Çok kıymetli hukukçular var bu çatının altında, ben de yirmi yıl ceza avukatlığı yaptım. Biraz evvel de söyledim, hatalıyı kazıyınca altından insan çıkar. Doğal ki bu türlü düzenlemeler bir mecburilik arz ettiği vakit getirilebilir ancak eşitliği, hakkaniyeti ve adaleti sağlamamız kesinlikle gerekiyor. Ömer Hayyam’ın çok hoş bir kelamı var: “Adalet, kâinatın ruhudur.” der. İşte bu teklifin ruhu yok, bu teklifin içinde adaletin ruhu yok, onun için kamuoyu vicdanında tam manasıyla yer bulmuyor, onun için adaleti tecelli ettirmiyor. Bu formuyla kabul edilirse sakat doğacak. Gelin bu eksiklikleri giderelim, gelin birlikte çalışalım, çabuk bir halde adaleti, hakkaniyeti, eşitliği tesis edelim diyorum. Büyük Meclisi hürmetle selamlıyorum.”

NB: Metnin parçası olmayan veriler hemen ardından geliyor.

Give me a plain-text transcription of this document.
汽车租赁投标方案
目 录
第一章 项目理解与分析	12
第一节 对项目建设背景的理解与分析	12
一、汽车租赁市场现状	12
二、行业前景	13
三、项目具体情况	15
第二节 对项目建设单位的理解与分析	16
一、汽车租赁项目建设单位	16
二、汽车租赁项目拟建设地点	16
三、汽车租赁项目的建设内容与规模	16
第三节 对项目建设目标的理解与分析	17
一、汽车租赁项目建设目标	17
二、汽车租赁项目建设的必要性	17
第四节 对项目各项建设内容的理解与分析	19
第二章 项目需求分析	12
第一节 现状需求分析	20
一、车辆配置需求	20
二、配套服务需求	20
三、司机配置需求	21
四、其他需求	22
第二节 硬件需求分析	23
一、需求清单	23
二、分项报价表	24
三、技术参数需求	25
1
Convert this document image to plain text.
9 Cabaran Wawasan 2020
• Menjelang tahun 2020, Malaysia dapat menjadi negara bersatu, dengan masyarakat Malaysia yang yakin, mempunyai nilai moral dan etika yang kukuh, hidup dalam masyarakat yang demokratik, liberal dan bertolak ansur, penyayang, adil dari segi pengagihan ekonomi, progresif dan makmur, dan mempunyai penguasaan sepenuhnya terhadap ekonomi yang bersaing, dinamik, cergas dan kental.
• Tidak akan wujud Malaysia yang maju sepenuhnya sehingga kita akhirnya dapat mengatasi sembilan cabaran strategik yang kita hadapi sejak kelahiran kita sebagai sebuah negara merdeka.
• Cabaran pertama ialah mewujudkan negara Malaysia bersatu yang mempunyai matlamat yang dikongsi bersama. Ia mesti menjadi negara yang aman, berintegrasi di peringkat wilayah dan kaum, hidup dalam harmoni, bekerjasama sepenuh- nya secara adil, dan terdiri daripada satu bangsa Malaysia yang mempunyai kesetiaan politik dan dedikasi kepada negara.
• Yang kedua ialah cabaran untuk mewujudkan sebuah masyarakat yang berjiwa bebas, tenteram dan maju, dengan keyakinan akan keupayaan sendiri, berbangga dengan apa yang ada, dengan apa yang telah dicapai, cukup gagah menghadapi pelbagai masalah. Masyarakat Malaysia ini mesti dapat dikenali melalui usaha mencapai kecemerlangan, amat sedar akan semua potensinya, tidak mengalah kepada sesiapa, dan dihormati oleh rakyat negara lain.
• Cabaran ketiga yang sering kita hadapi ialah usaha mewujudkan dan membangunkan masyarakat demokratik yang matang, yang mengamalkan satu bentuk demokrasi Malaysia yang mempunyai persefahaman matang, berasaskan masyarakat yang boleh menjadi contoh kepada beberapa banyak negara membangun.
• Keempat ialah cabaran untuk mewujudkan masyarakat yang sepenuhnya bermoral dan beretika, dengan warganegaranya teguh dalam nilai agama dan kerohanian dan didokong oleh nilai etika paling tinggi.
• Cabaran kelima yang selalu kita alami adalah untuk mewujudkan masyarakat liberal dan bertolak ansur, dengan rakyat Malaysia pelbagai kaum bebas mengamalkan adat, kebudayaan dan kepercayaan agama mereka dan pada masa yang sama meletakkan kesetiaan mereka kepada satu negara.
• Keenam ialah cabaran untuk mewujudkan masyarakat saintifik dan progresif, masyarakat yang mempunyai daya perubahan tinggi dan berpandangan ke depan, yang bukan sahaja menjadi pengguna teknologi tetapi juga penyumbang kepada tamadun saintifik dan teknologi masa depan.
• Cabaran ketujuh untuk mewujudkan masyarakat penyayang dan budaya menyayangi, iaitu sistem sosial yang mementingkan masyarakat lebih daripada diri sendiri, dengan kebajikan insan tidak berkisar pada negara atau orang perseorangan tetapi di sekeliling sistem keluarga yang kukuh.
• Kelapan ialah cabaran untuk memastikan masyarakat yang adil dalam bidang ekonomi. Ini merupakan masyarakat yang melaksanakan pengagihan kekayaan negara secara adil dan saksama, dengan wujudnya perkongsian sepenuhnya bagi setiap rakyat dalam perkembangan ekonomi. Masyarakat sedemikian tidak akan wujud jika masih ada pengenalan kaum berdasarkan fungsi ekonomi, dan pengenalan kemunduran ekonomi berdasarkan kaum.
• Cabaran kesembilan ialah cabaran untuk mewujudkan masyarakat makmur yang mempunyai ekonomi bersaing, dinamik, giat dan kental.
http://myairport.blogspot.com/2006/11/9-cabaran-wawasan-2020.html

CELAL ÜLGEN: ORTADA İŞLENMİŞ BİR KABAHAT YOK
Öte yandan Avukat Celal Ülgen de KRT TV’de Zafer Arapkirli’nin konuğu oldu. Ülgen programda, tutuklu gazetecilerin hukuksuz yere Silivri’de tutulmasına dair değerlendirmelerde bulundu.
Gazetecilerin bırakılmasına ait yasal bir ekleme yapıp yapılmayacağına ait, “Odatv davası diyeceğimiz bu davada aslında işlenmiş bir kabahat yok” sözlerini kullandı.